According to Giuliani, access to internal data generated by the companies' operations represents a big opportunity to learn in real time about the good and bad of doing business.

Not without technology
As technology is transforming the way life and business is conducted, these startups are extracting the best of solutions by its creative use to meet logistics needs.

"Technology is very helpful in logistics. Real-time matching, GPS, automated invoicing or online financial reports make you save a lot of time and provide real quality of service to your customers. However, many of our drivers are illiterate. It naturally makes it very hard to rely on apps. On top of this, a lot of our customers still prefer making a phone call than requesting a proforma through a web dashboard. But everything is changing very quickly. Out tech is here, being improved every day, and it is our role to help the market transition more and more from offline solutions to online ones. Incorporating technology into traditional logistics and go with the sector's digitalization is useful, but developing a fully digital solution seems to be a bit presumptuous for now," N'dri says.

N'dri believes that in 10 years, door-to-door delivery will start "annoying" both sellers and customers. "We just launched our network of pick up points across the country, powered by a proprietary technology and we are convinced that in 10 years from now, most of the e-commerce products will be waiting for their owners in brick-and-mortar shops. As for haulage, I'm not sure things will be fundamentally different. But I believe that adoption of digital will make Kamtar employees' lives much easier than it is today!"

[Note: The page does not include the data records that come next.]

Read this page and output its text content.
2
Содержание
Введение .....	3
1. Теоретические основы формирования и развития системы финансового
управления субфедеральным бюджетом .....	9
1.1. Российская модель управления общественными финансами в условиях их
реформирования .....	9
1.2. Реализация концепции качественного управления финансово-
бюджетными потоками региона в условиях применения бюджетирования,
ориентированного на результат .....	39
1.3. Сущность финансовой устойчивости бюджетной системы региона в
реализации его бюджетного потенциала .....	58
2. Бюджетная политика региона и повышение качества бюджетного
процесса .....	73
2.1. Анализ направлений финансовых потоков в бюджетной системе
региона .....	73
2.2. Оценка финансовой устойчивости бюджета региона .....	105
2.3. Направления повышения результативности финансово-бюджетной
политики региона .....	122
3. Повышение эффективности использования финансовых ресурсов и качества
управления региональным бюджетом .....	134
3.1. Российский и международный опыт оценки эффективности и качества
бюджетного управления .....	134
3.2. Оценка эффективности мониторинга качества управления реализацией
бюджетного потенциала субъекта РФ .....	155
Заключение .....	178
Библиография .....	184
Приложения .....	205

Giuliani expressed confidence in the growth of businesses in Africa in the next 10 years despite the regular struggles. "I tend to shy away from 10 years forecasts but I feel confident saying African markets are seeing a positive increase in the number of businesses and deals, although the lack of infrastructure and the high market fragmentation constitute significant obstacles to a smooth development of the industry. Surely, the recent interest by Asian players, from governments to private businesses, in Africa's startups can be seen as an opportunity or a sign that 'something is cooking'."

Looking into the future
According to the Ernst & Young's Africa Attractiveness 2019 report released in September, "whilst Africa is somewhat behind the curve in terms of tech maturity, there is a strong focus on building tech capability to enable the rising urban populations." However, the report adds that the recently ratified African Continental Free Trade Area Agreement (AfCFTA) could prove to be a major growth stimulus.

In July 2019, African leaders from 54 countries signed the AfCFTA, the world's largest free trade area by the number of countries.

"The AfCFTA will take many of the legislative roadblocks that have made it extremely difficult for goods to be moved across the continent. However, there are still many concerns about the process of delivering goods," says Ozor.

For Kamtar, the founders are currently profitable and growing, allowing them to wait for their Series A round of funding. "We are looking at a Euros 3 million round for Q4 2020 in order to expand geographically and finance our working capital needs that is becoming bigger and bigger every day," informed N'dri.

As the Briter Bridges report talks about opportunities in urban logistics and trade in the future, Giuliani is convinced that "lots of opportunity today lies in bridging the supply side and distribution channels, especially beyond capital cities."